Distance is another barrier. If you live a day's walk from a bank, how can you have a savings account when the cost of doing business makes saving impractical? But phone-based savings accounts allow people to manage financial accounts from anywhere. Technology will never be the whole answer but it's a big part.
You highlighted some facets of the connected consumer at the outset, specifically the Internet. What aspects of this phenomenon stood out?
Connected consumers use the Internet to talk with others, convert knowledge into power, and challenge services they don't like. That's unstoppable. Financial services firms used to be interpreters, explaining things (like pensions) that few understood. Now customers can find out for themselves online.
Social media investments are imperative. It's easy to say "get on Facebook", but harder to determine what consumer conversations you will have and who will handle them. Financial services firms must realise that new consumers expect that level of engagement.
Will these factors make financial services easier to understand and to buy? Are we seeing more transparency as a result of mobile technologies and the influence of media?
We're seeing financial systems turn to transparency and simplicity, almost like a financial version of iTunes. But how simple should we make it? Deciding to invest in a Latin American fund versus an Asian fund is not a simple decision.
If financial services are as easy to buy as an iTunes song, will that diminish the discipline of investing?
There is a danger that too much simplicity can mask the sophistication of the decision. Buying a Salt-n-Pepa tune instead of a Pink Floyd track is low risk, but financial mistakes are expensive and can affect our retirement. Perhaps in 10 years' time we'll be debating making financial services harder for consumers to purchase to force them to think through the consequences!
What impact are digital peer-to-peer (P2P) payments having on consumers and the industry?
It's a genuine revolution. Mobile P2P payments are becoming huge. Everyone's heard of PayPal, but in China, Alipay has even more transactions than PayPal. Banks face a stark choice: engage in P2P or face disintermediation.

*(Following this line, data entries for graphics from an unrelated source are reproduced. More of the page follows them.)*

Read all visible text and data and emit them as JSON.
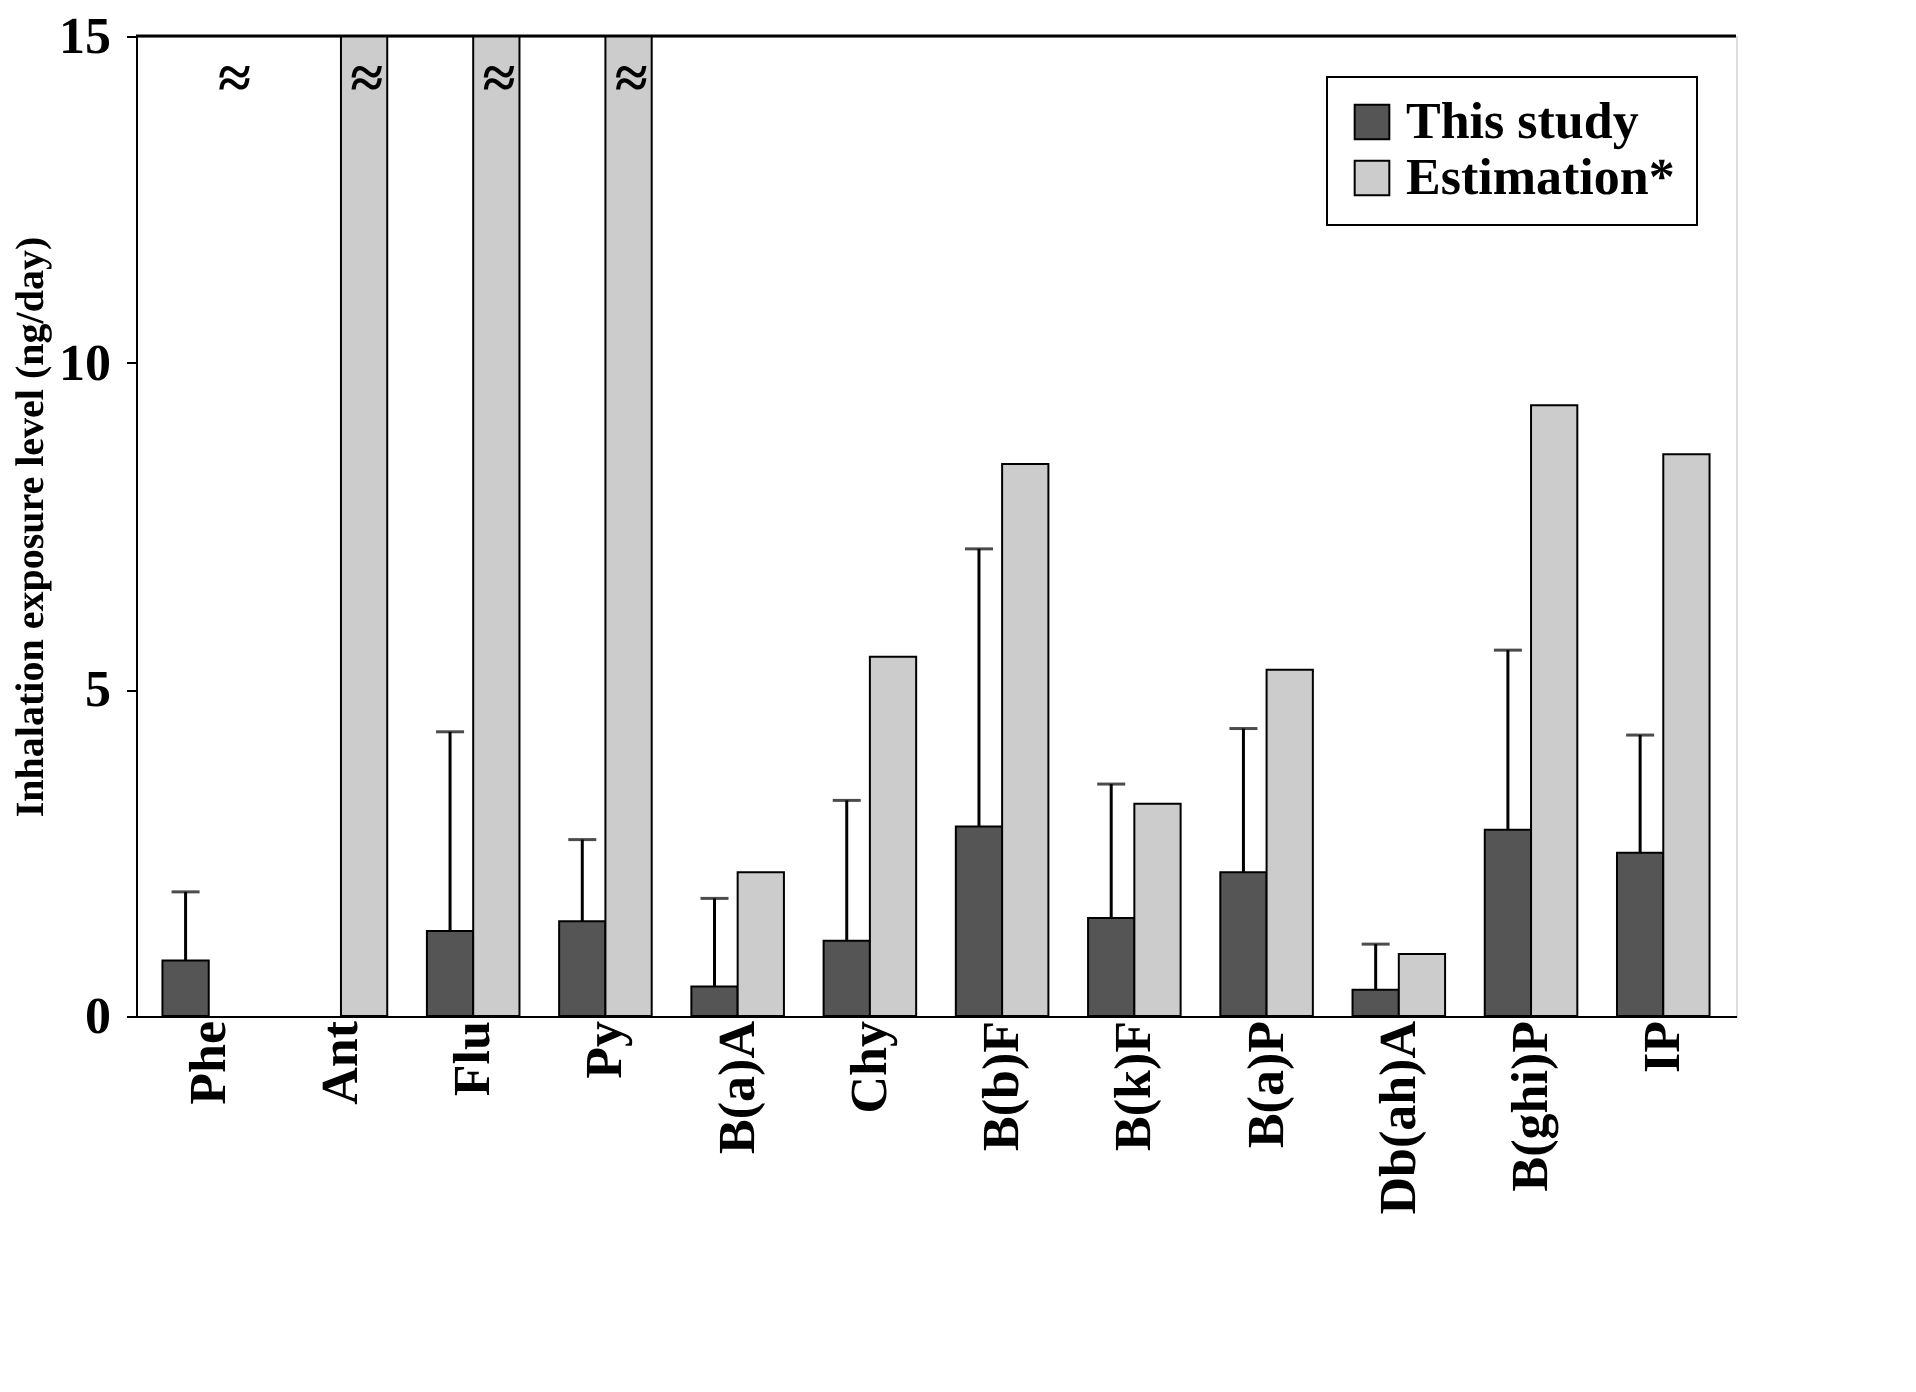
{
  "chart_data": {
    "type": "bar",
    "ylabel": "Inhalation exposure level (ng/day)",
    "categories": [
      "Phe",
      "Ant",
      "Flu",
      "Py",
      "B(a)A",
      "Chy",
      "B(b)F",
      "B(k)F",
      "B(a)P",
      "Db(ah)A",
      "B(ghi)P",
      "IP"
    ],
    "series": [
      {
        "name": "This study",
        "color": "#555555",
        "values": [
          0.85,
          null,
          1.3,
          1.45,
          0.45,
          1.15,
          2.9,
          1.5,
          2.2,
          0.4,
          2.85,
          2.5
        ],
        "errors": [
          [
            0.85,
            1.9
          ],
          null,
          [
            1.3,
            4.35
          ],
          [
            1.45,
            2.7
          ],
          [
            0.45,
            1.8
          ],
          [
            1.15,
            3.3
          ],
          [
            2.9,
            7.15
          ],
          [
            1.5,
            3.55
          ],
          [
            2.2,
            4.4
          ],
          [
            0.4,
            1.1
          ],
          [
            2.85,
            5.6
          ],
          [
            2.5,
            4.3
          ]
        ]
      },
      {
        "name": "Estimation*",
        "color": "#cccccc",
        "values": [
          null,
          15,
          15,
          15,
          2.2,
          5.5,
          8.45,
          3.25,
          5.3,
          0.95,
          9.35,
          8.6
        ]
      }
    ],
    "annotations": [
      "≈",
      "≈",
      "≈",
      "≈"
    ],
    "ylim": [
      0,
      15
    ],
    "yticks": [
      0,
      5,
      10,
      15
    ],
    "legend": "top right",
    "grid": false
  }
}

The report discusses the impact of mining as the fourth "m". What is mining and how is it relevant to financial services firms?
We're familiar with data mining, using large sets of structured data to answer specific questions. This is a capability many firms are still wrestling with as they try to respond to complex regulation. Now there are other types.
Web mining poses questions to unstructured data sets; Google made us all data miners. Consumers using search engines constantly create sophisticated algorithms like "Which bank account should I use," or "Which insurance company has the best claims payout record?" They get good answers because they ask specific questions. Web mining is harder for firms that need a continually updated view of those questions.
There's a third development. Social mining reveals who says what about you, what's Tweeted about your firm, what online discussions are taking place. Firms can even adapt their products and services based on what's said about them online. The real revolution may come in "society mining". This is the concept of aggregating a whole range of data sources, public and private, to help us understand customers at an incredibly sophisticated level.
Balancing the interests of companies and consumers with respect to this type of data and privacy is challenging, but mining data and gaining new insights could be the most important theme. Perhaps the only barrier to a firm knowing anything they could ever wish about customers in the future is a combination of data privacy regulation and access to the right technology. We're not there yet. Will we get there? I think we might.